Use the old peak tracking algorithm in streaming data processing¶
The package also offers the infrastructure for the streaming data processing old way, where the peaks are tracked on each image in the series of the exposures and the peaks will be linked in the final. The crystal maps are generated by filling the peak intensity in the zero background.
Here, we show an example to process the streaming data. The streaming
data is obtained from the database and we will use databroker
as the
interface to the database. In real use cases, the data will be from the
RunEngine
.
Take a look at the raw data¶
First, we take a look at what our data is like. This is a grid scan on a crystal rod. At each pixel in the grid, there are multiple frames of diffraction images.
uid = UID["uid"][0]
run = DB[uid]
dask_array = run.xarray_dask()
dask_array.attrs = dict(run.start)
Here, we plot the spatial distribution of the total intensity. The upper part of the rod is made up by multiple crystalline domains while the lower part is full of powder.
stats1 = reshape(dask_array, "dexela_stats1_total")
plot_real_aspect(stats1);
We select a image taken at the empty space. The image only contains dark current and air scattering. We will use this to subtract all other images in this scan.
image = dask_array["dexela_image"][4523].compute().mean(axis=0)
plot_real_aspect(image);
Use callbacks to process the event stream¶
Here, we use the callbacks to process the data in a stream.
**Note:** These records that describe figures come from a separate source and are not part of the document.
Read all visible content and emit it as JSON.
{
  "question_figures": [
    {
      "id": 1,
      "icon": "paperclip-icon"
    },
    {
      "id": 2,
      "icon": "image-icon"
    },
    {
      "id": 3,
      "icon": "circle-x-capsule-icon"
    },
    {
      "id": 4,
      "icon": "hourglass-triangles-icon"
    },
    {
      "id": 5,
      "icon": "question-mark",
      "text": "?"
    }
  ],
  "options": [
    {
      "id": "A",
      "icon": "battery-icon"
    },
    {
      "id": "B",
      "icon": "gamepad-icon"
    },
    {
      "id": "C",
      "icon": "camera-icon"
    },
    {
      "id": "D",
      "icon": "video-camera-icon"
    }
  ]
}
The frames
will be first go into the ImageProcessor
. The frames will be
averaged and subtracted by the subtrahend
. Because diffraction image
is non-negative, the negative pixels will be filled with zero. Then, the
results will be sent to PeakTracker
. It will find the Bragg peaks on
the images and output each peak as a single event. The data will be
dumped to DB2
. During this process, TrackLinker
will monitor the
events. If all peaks have been found in all images, it will start
linking the peaks and output where the same Bragg peak is on a series of
images. The results will also be recorded in the database.
The argument dexela_image
is the name of the data key of the data in
the event stream. diameter=15, percentile=80, separation=100
are the
key words for the trackpy.locate
. search_range=50
is the key
word for the trackpy.link
. Please see the documents of
trackpy for
more information.
Here, the BestEffortCallback
is used to print out the status of
ImageProcessor
. It is optional and does nothing to the data.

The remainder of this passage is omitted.